How To Find Out If Scientists Are Screwing With You
The GRIM test is a new, simple formula that can detect whether psychology studies are just making stuff up. The best part? Anyone can use it
Scientific studies often produce results that seem improbable, but they shouldn’t produce results that are actually scientifically, mathematically, and logically impossible. Despite safeguards in place to prevent blatant falsehoods from being published, occasionally such a study somehow staggers through the peer review process, and then it takes us a while to notice that the data isn’t sitting quite right.
But now there’s a way to check that data, uncover fraudsters and draw your own red circles around sloppy research. It’s called the GRIM Test, and it’s delightful.
Here’s the theory behind the test. Data, by nature, comes in discrete pieces and follows specific mathematical rules—at least, when it hasn’t been tampered with. To borrow an example from the authors of the paper themselves, imagine that a psychology study presents a sample of 12 students with an average age of 20.92. If, hypothetically, we were to make one of the students in that sample one year older, the average age would jump to 21. This thought experiments teaches us that the averages in the sample can only change by one twelfth. The average ages could be 20.68 or 20.80 or 20.92 or 21. But not 20.67 or 2.81.
So what happens when the paper is published, and the abstract describes twelve college students, with an average age of 20.72? “Well, usually, absolutely nothing whatsoever,” the authors write. “This looks plausible, and it would be a cold day in hell before anyone ever thought to check it.”
“But: if you do check it, you find it’s wrong. The ages are impossible.”
For the study, scientists James Heathers and Nicholas Brown went through roughly 70 psychology papers by hand, GRIM-testing each of them to their hearts’ content. There were rules, of course. The GRIM test only works on small samples and whole numbers and only tests averages—the acronym itself stands for “Granularity-Related Inconsistency of Means”, which more or less means “detecting when averages must be impossible, due to the discrete nature of data—so its not exactly the stuff of math and physics. But it works remarkably well on the sort of numbers and averages you’d find in tucked safely into the abstract of a psychology paper.
Upon examining the results, Heathers and Brown found serious problems—nearly half of the papers reported at least one impossible value, and one in five papers contained multiple impossible values. The findings suggest widespread fraud, incompetence or sloppiness in psychological research.
Why would psychology researchers would make up data? To be sure, some of these cases of impossible averages were probably honest mistakes. But it is also likely that some researchers, under pressure to publish statistically significant results, aren’t opposed to fiddling with the numbers just a bit. Since the very game of statistical significance is a bit of a farce, one could almost imagine an otherwise upright scientist adjusting an average by some infintesimal fraction, simply to get a decent paper published. Of course, such slight changes will be nearly impossible for the peer review system to catch—who’s going to notice an average of 20.72 that should read 20.68? Who’s even going to care?

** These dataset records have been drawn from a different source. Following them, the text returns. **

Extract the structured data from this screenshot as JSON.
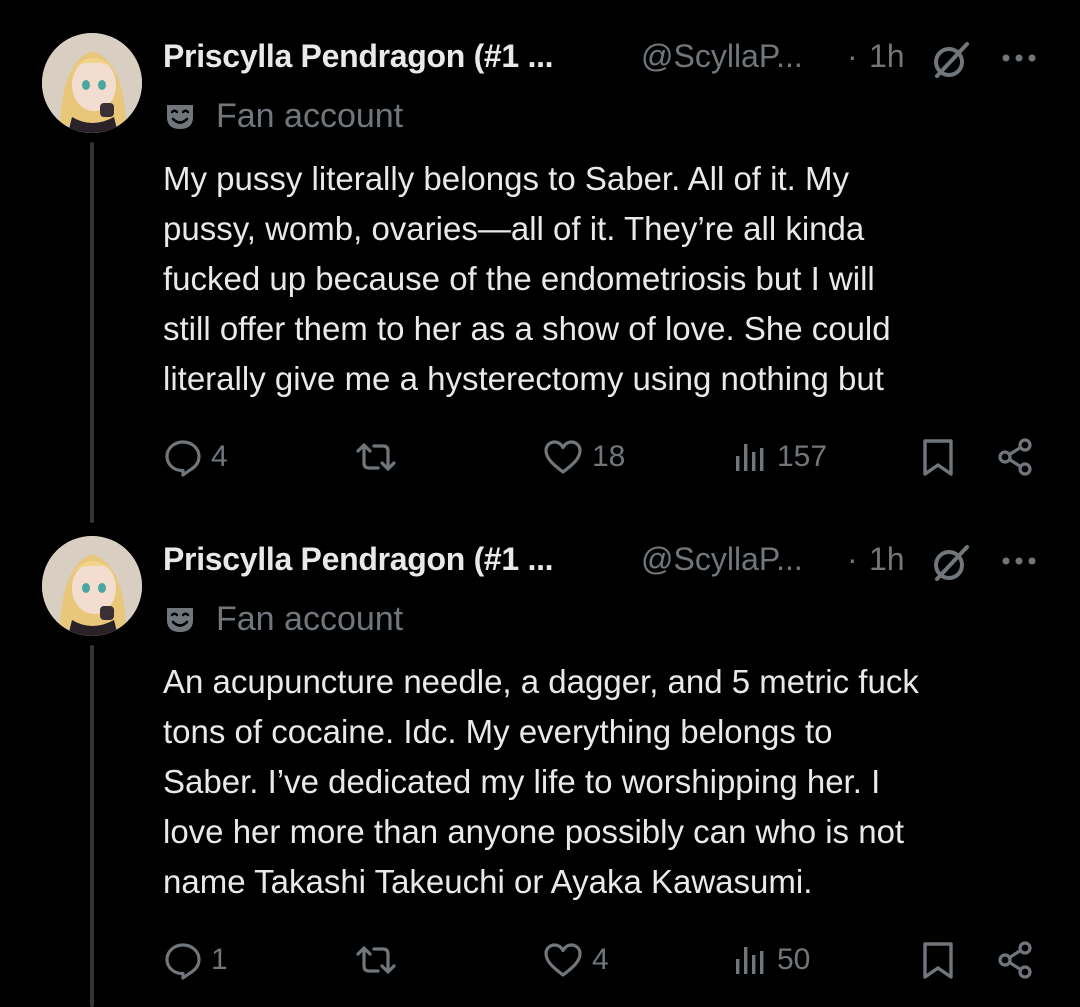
{
  "colors": {
    "background": "#000000",
    "primary_text": "#e7e9ea",
    "secondary_text": "#71767b",
    "thread_line": "#333639"
  },
  "tweets": [
    {
      "display_name": "Priscylla Pendragon (#1 ...",
      "handle": "@ScyllaP...",
      "separator": "·",
      "time": "1h",
      "label": "Fan account",
      "label_icon": "mask-icon",
      "text_lines": [
        "My pussy literally belongs to Saber. All of it. My",
        "pussy, womb, ovaries—all of it. They’re all kinda",
        "fucked up because of the endometriosis but I will",
        "still offer them to her as a show of love. She could",
        "literally give me a hysterectomy using nothing but"
      ],
      "replies": "4",
      "retweets": "",
      "likes": "18",
      "views": "157"
    },
    {
      "display_name": "Priscylla Pendragon (#1 ...",
      "handle": "@ScyllaP...",
      "separator": "·",
      "time": "1h",
      "label": "Fan account",
      "label_icon": "mask-icon",
      "text_lines": [
        "An acupuncture needle, a dagger, and 5 metric fuck",
        "tons of cocaine. Idc. My everything belongs to",
        "Saber. I’ve dedicated my life to worshipping her. I",
        "love her more than anyone possibly can who is not",
        "name Takashi Takeuchi or Ayaka Kawasumi."
      ],
      "replies": "1",
      "retweets": "",
      "likes": "4",
      "views": "50"
    }
  ]
}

The GRIM Calculator—that’s who!
Now, besides providing the obvious powder keg that will kick off The Great Nerd War, the authors’ choice in targeting psychology papers will likely tear open old wounds in the science publishing community. In 2015, a landmark study found that most psychology papers could not be replicated, casting a suspicious shadow over the entire field. Although at least one subsequent study has since vindicated those very papers, scientists—especially those interested in the burgeoning field of meta-research, or “the study of studies”—remain skeptical. So when the authors of this new paper suggest that half of psychology studies may contain impossible averages, it’s bound to cause a stir.
Not that there was necessarily any foul play. The authors themselves confronted several of the researchers behind these impossible numbers, and found that many of them were amenable to issuing corrections and walking through their mistakes. Occasionally, an impossible number crept in due to a typo. Other times, it was due to incomplete reporting of the research methods.
But it’s hard to imagine that outright fraud didn’t play a role in at least a few of these disturbing cases. “Are we accusing anyone of anything? Not on your life,” the authors write. “But. Is it likely we found some [fraud]?